The Locusts and the lone Mercury trod mincingly across the broken ground, now within one hundred meters. The others hung further back, possibly sensing a trap, possibly receiving new orders from their command center. Much longer, and they might be ordered back.
But now they were close enough.
"Fire!"
As one, the Gray Death BattleMechs hidden in the woods opened fire on the advancing 'Mech company. Grayson had carefully passed the word to the others to hold their fire, deliberately luring the approaching patrol well into the killing ground of the waiting 'Mechs interlocking fields of fire. One of the Locusts went down almost at once, its slender leg shot through by a laser burst from a Legion Marauder. An Assassin was pinned in the intersecting laser beams from Lang's Shadow Hawk, Gonzalez's Guillotine, and Sharon Kilroy's Vindicator. Thomas Vandermier's Hunchback began the steady slam-slam-slam of heavy cannon fire from his Kali Yama autocannon. The shells slashed viciously into a Centurion, driving it back step by step, shredding armor from its shoulder and side in great chunks that spun smoking through the air.
So devastating was that first volley that there was no immediate response from the ambush victims. Two of their number were down ... then three ... then a fourth, a second Assassin, hammered down by rocket fire from the two big Catapults. Finally, the survivors began returning fire, but slowly and with evident confusion, sending rounds and laser beams searing through the trees, but for the most part firing high or between the lurking Legion 'Mechs.
Grayson concentrated his fire on the biggest enemy 'Mech, a Victor that might have been an identical twin to Grayson's save that its armor looked newer and less scarred, the paint was brighter, the hull numbers fresher.
No matter. Grayson slammed two Gauss rounds into the other Victor at close range one after the other, then followed up with a barrage from both lasers and a salvo of SRMs. The other Victor, staggered by the sheer, devastating power of the Gauss rifle onslaught, stumbled and went down. Rising, it brought up its own Gauss rifle, seeking a target, then firing with a shattering thunderclap that felled a tree three meters to Grayson's left.
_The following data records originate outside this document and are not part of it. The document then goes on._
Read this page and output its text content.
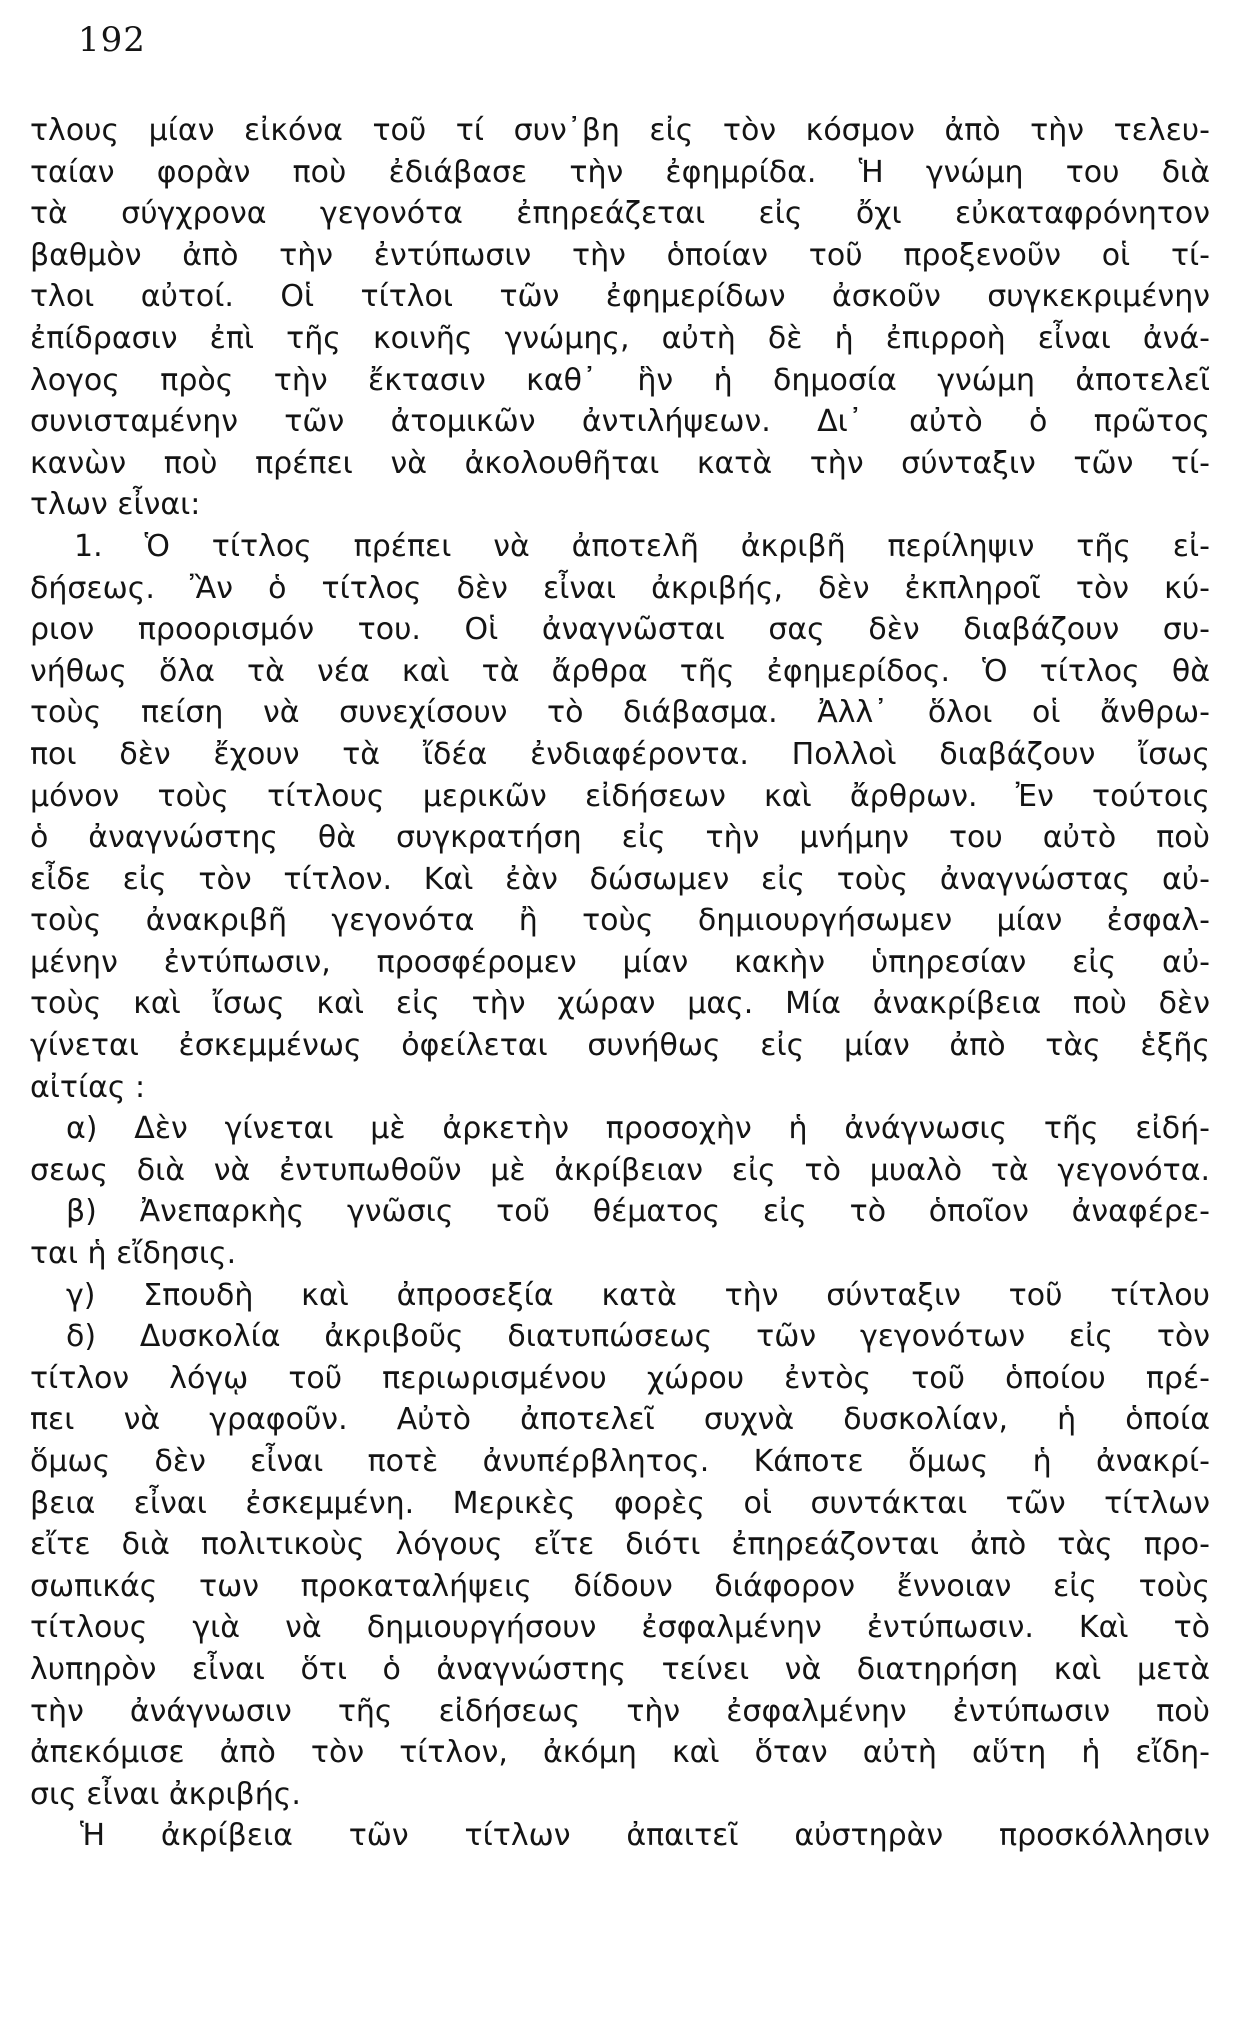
192
τλους μίαν εἰκόνα τοῦ τί συν᾽βη εἰς τὸν κόσμον ἀπὸ τὴν τελευ-
ταίαν φορὰν ποὺ ἐδιάβασε τὴν ἐφημρίδα. Ἡ γνώμη του διὰ
τὰ σύγχρονα γεγονότα ἐπηρεάζεται εἰς ὄχι εὐκαταφρόνητον
βαθμὸν ἀπὸ τὴν ἐντύπωσιν τὴν ὁποίαν τοῦ προξενοῦν οἱ τί-
τλοι αὐτοί. Οἱ τίτλοι τῶν ἐφημερίδων ἀσκοῦν συγκεκριμένην
ἐπίδρασιν ἐπὶ τῆς κοινῆς γνώμης, αὐτὴ δὲ ἡ ἐπιρροὴ εἶναι ἀνά-
λογος πρὸς τὴν ἔκτασιν καθ᾽ ἣν ἡ δημοσία γνώμη ἀποτελεῖ
συνισταμένην τῶν ἀτομικῶν ἀντιλήψεων. Δι᾽ αὐτὸ ὁ πρῶτος
κανὼν ποὺ πρέπει νὰ ἀκολουθῆται κατὰ τὴν σύνταξιν τῶν τί-
τλων εἶναι:
1. Ὁ τίτλος πρέπει νὰ ἀποτελῆ ἀκριβῆ περίληψιν τῆς εἰ-
δήσεως. Ἂν ὁ τίτλος δὲν εἶναι ἀκριβής, δὲν ἐκπληροῖ τὸν κύ-
ριον προορισμόν του. Οἱ ἀναγνῶσται σας δὲν διαβάζουν συ-
νήθως ὅλα τὰ νέα καὶ τὰ ἄρθρα τῆς ἐφημερίδος. Ὁ τίτλος θὰ
τοὺς πείση νὰ συνεχίσουν τὸ διάβασμα. Ἀλλ᾽ ὅλοι οἱ ἄνθρω-
ποι δὲν ἔχουν τὰ ἴδέα ἐνδιαφέροντα. Πολλοὶ διαβάζουν ἴσως
μόνον τοὺς τίτλους μερικῶν εἰδήσεων καὶ ἄρθρων. Ἐν τούτοις
ὁ ἀναγνώστης θὰ συγκρατήση εἰς τὴν μνήμην του αὐτὸ ποὺ
εἶδε εἰς τὸν τίτλον. Καὶ ἐὰν δώσωμεν εἰς τοὺς ἀναγνώστας αὐ-
τοὺς ἀνακριβῆ γεγονότα ἢ τοὺς δημιουργήσωμεν μίαν ἐσφαλ-
μένην ἐντύπωσιν, προσφέρομεν μίαν κακὴν ὑπηρεσίαν εἰς αὐ-
τοὺς καὶ ἴσως καὶ εἰς τὴν χώραν μας. Μία ἀνακρίβεια ποὺ δὲν
γίνεται ἐσκεμμένως ὀφείλεται συνήθως εἰς μίαν ἀπὸ τὰς ἑξῆς
αἰτίας :
α) Δὲν γίνεται μὲ ἀρκετὴν προσοχὴν ἡ ἀνάγνωσις τῆς εἰδή-
σεως διὰ νὰ ἐντυπωθοῦν μὲ ἀκρίβειαν εἰς τὸ μυαλὸ τὰ γεγονότα.
β) Ἀνεπαρκὴς γνῶσις τοῦ θέματος εἰς τὸ ὁποῖον ἀναφέρε-
ται ἡ εἴδησις.
γ) Σπουδὴ καὶ ἀπροσεξία κατὰ τὴν σύνταξιν τοῦ τίτλου
δ) Δυσκολία ἀκριβοῦς διατυπώσεως τῶν γεγονότων εἰς τὸν
τίτλον λόγῳ τοῦ περιωρισμένου χώρου ἐντὸς τοῦ ὁποίου πρέ-
πει νὰ γραφοῦν. Αὐτὸ ἀποτελεῖ συχνὰ δυσκολίαν, ἡ ὁποία
ὅμως δὲν εἶναι ποτὲ ἀνυπέρβλητος. Κάποτε ὅμως ἡ ἀνακρί-
βεια εἶναι ἐσκεμμένη. Μερικὲς φορὲς οἱ συντάκται τῶν τίτλων
εἴτε διὰ πολιτικοὺς λόγους εἴτε διότι ἐπηρεάζονται ἀπὸ τὰς προ-
σωπικάς των προκαταλήψεις δίδουν διάφορον ἔννοιαν εἰς τοὺς
τίτλους γιὰ νὰ δημιουργήσουν ἐσφαλμένην ἐντύπωσιν. Καὶ τὸ
λυπηρὸν εἶναι ὅτι ὁ ἀναγνώστης τείνει νὰ διατηρήση καὶ μετὰ
τὴν ἀνάγνωσιν τῆς εἰδήσεως τὴν ἐσφαλμένην ἐντύπωσιν ποὺ
ἀπεκόμισε ἀπὸ τὸν τίτλον, ἀκόμη καὶ ὅταν αὐτὴ αὕτη ἡ εἴδη-
σις εἶναι ἀκριβής.
Ἡ ἀκρίβεια τῶν τίτλων ἀπαιτεῖ αὐστηρὰν προσκόλλησιν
Grayson fired his Gauss gun again before the enemy Victor could recharge, striking the other high in its right shoulder, tearing away a chunk of its heavy pauldron.
The other Davion 'Mechs, those that could still walk, were scattering, running back the way they'd come, their formation broken. Grayson strode from the woods, firing at the retreating Guard 'Mechs. The enemy Victor, still holding its ground, fired both lasers, the coherent light washing across Grayson's armored torso in a scintillating burst of reflected light. The other 'Mech seemed to be having trouble with its Gauss rifle, however. Twice, it raised the heavy muzzle of the weapon to aim directly at Grayson's cockpit, then twice lowered it again, as though the pilot had tried to trigger the weapon and failed. Abruptly, the enemy 'Mech turned, flexed its knees, and leaped into the air, jump jets shrieking, leaving a swirl of superheated air and burning grass to mark its passage.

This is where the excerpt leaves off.